There was a couple who used to frequent crafts shops. They both loved pottery, and especially vases. They saw one in a shop that immediately caught their fancy. They asked the shopkeeper if they could pick it up and look it over more closely. As the lady handed it to them, suddenly the vase spoke, “You don’t understand.”

It said, “I have not always been a vase. There was a time when I was just a lump of white clay. My master took me and rolled me and patted me over and over and I yelled out, “Let me alone,” but he only smiled, “Not yet!!”

“Then I was placed on a spinning wheel and suddenly I was spun around and around and around. “’Stop it!! I’m getting dizzy!’ I screamed. But the master only nodded and said, ‘Not yet.’

Then he put me in the oven. I never felt such heat. I yelled and knocked at the door. I could see him through the peep hole, and I could read his lips as he shook his head, ‘Not yet.’
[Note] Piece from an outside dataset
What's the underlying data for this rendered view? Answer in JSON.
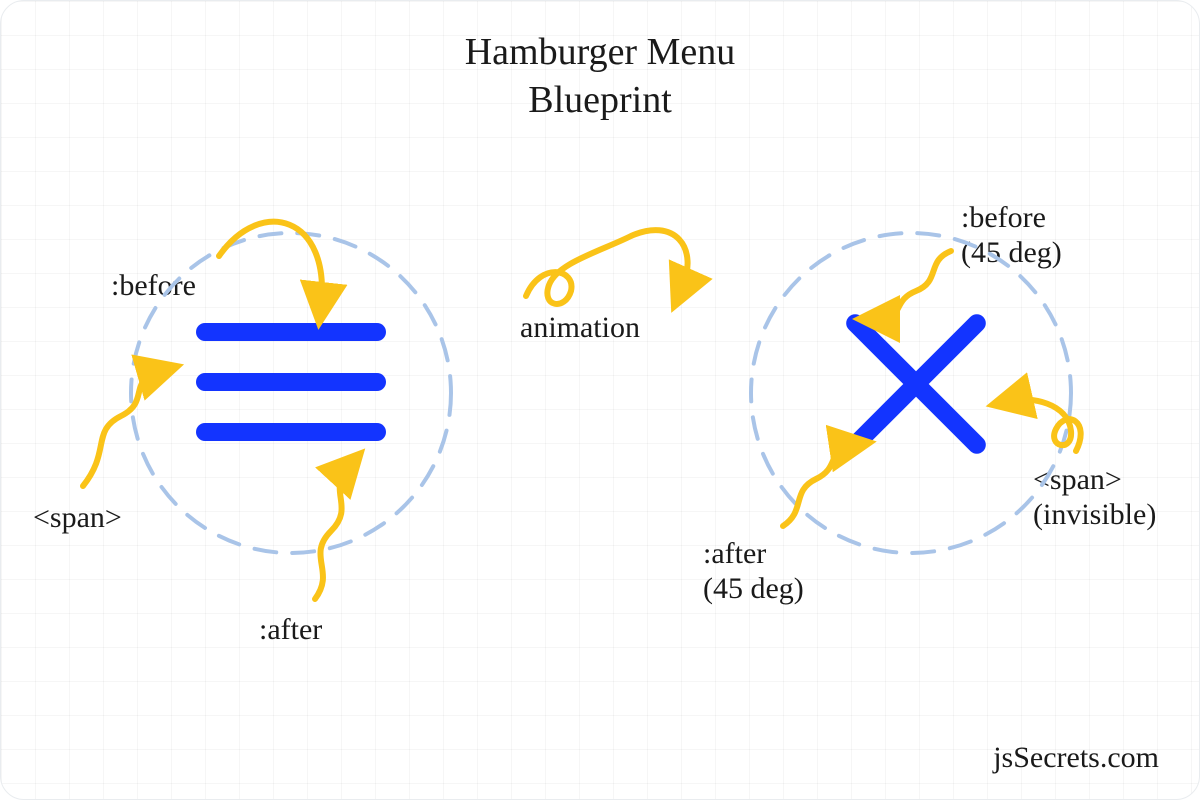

“Finally, the door opened, he put me on the shelf, and I began to cool. And he brushed and painted me all over. The fumes were horrible. I thought I would gag. ‘Stop it, Stop it!!!’ I cried. He only nodded, ‘Not yet!’

Then suddenly he put me back into the oven, not like the first one. This one was twice as hot and I knew I would suffocate. I begged, I pleaded. I screamed. I cried. I would never make it. I was ready to give up. But the door opened and he took me out and placed me on the shelf.

An hour later he handed me a mirror and said, ‘Look at yourself.’ And I did. I said, ‘That’s not me; that couldn’t be me. It’s beautiful. I’m beautiful.’

“I want you to remember, then’ he said, ‘I know it hurts to be rolled and kneaded and patted, but if I just had left you alone, you’d have dried up. I know it made you dizzy to spin around on the wheel, but if I had stopped, you would have collapsed. I know it hurts and it was hot and disagreeable in the oven, but if I hadn’t put you there, you would have crumbled. I know the fumes were bad when I poured the glaze over you, but if I hadn’t done that, you never would have hardened and been made strong. You would not have had any color in your life, and if I hadn’t put you back in the oven for a second time, you wouldn’t survive for long because the hardness would not have held. Now you are a finished product. You are what I had in mind when I first began with you.”

God is the potter and I’m the clay. If I believe that the the spinning wheel and fiery kiln will be worth it when it’s all said and done. Lord, Give me patience!